South Korea's government said 13 automakers would recall about 110,000 vehicles equipped with Takata air bags.

The US in May announced a new round of recalls of Takata air bag inflators which have been linked to at least 14 deaths and more than 100 injuries and triggered the largest-ever auto recall. Since then, other countries have been announcing their own national recalls, Reuters noted.

According to the news agency report, South Korea's transport ministry said 221,870 vehicles made by 17 automakers have faulty Takata air bags. While 13 companies including Honda, Toyota, BMW and Audi plan to recall about 110,000, four others, including General Motors and Daimler's Mercedes-Benz, have not decided on their global recall plans.

In 2013, South Korea started recalls of 50,000 vehicles with defective Takata airbags, with nearly 45% of the models having replacement airbags by June this year, Reuters said.

A number of global automakers are working to replace as many as 100m defective air bag inflators worldwide.
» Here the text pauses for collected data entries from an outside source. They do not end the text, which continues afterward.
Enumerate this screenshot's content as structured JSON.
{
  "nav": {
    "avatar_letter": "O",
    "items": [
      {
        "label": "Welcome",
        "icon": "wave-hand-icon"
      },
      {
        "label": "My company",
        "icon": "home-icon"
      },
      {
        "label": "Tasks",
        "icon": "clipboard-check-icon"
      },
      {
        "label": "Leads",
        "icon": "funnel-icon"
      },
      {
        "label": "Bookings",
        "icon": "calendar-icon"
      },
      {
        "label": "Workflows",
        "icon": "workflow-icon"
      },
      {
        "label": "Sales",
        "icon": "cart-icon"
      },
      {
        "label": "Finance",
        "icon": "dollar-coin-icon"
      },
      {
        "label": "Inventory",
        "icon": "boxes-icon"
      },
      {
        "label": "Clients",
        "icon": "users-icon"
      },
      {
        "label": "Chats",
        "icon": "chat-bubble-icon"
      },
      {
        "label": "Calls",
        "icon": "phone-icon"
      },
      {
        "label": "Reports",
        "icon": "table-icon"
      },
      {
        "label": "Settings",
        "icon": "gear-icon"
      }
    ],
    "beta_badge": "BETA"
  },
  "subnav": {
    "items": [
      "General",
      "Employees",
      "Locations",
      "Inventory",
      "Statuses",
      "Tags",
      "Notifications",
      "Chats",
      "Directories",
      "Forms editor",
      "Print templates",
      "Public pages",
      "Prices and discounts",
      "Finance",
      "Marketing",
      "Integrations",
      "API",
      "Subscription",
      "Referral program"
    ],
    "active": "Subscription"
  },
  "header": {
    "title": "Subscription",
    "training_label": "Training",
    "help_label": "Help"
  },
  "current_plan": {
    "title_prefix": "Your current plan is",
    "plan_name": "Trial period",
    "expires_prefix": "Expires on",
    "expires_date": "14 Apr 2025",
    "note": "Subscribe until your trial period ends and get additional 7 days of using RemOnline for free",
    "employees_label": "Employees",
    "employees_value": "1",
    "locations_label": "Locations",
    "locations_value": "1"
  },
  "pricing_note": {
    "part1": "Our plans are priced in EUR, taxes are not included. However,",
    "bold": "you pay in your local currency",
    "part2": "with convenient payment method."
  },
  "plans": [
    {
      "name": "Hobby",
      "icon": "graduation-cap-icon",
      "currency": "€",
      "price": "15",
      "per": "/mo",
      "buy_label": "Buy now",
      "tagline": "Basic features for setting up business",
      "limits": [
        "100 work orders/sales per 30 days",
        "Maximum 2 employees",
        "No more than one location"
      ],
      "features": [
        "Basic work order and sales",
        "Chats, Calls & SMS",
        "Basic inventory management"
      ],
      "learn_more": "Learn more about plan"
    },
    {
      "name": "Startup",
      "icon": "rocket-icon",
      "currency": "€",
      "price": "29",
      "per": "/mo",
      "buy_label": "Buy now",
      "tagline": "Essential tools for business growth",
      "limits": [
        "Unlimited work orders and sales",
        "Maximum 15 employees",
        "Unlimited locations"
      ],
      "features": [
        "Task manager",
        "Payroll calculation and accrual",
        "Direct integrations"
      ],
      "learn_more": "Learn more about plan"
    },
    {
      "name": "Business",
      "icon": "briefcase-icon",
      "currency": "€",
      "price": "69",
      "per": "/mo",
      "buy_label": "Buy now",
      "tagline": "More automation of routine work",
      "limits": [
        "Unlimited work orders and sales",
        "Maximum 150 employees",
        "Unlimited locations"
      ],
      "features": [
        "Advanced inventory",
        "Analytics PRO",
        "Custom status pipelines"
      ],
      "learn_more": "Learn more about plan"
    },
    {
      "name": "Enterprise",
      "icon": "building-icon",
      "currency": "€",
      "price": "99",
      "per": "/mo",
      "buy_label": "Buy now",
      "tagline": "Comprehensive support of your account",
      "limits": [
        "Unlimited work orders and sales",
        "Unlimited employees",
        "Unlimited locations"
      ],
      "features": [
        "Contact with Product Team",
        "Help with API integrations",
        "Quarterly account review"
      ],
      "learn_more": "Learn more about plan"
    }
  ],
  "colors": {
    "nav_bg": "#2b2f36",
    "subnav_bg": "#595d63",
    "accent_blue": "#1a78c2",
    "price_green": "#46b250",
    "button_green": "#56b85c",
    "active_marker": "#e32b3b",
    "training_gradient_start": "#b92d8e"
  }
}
Reuters earlier this week reported a plan to sell Takata to a rescuer, slated by year-end, is likely to extend into next year as some bidders want to drag the air bag maker through bankruptcy to wipe out most of its debt.

Creditors such as Honda are likely to resist any bailout that includes bankruptcy because they would have to accept significant losses and the likely to and fro could take months to resolve.

Takata faces about JPY1 trillion (US$10bn) in costs to recall potentially faulty air bag inflators worldwide, according to market estimates plus likely legal liabilities related to the inflators which have been linked to at least 14 deaths, mainly in the United States.

The firm received bailout bids from five groups last week. Its steering committee hopes to name a sponsor next month and complete restructuring plans by December, reports said.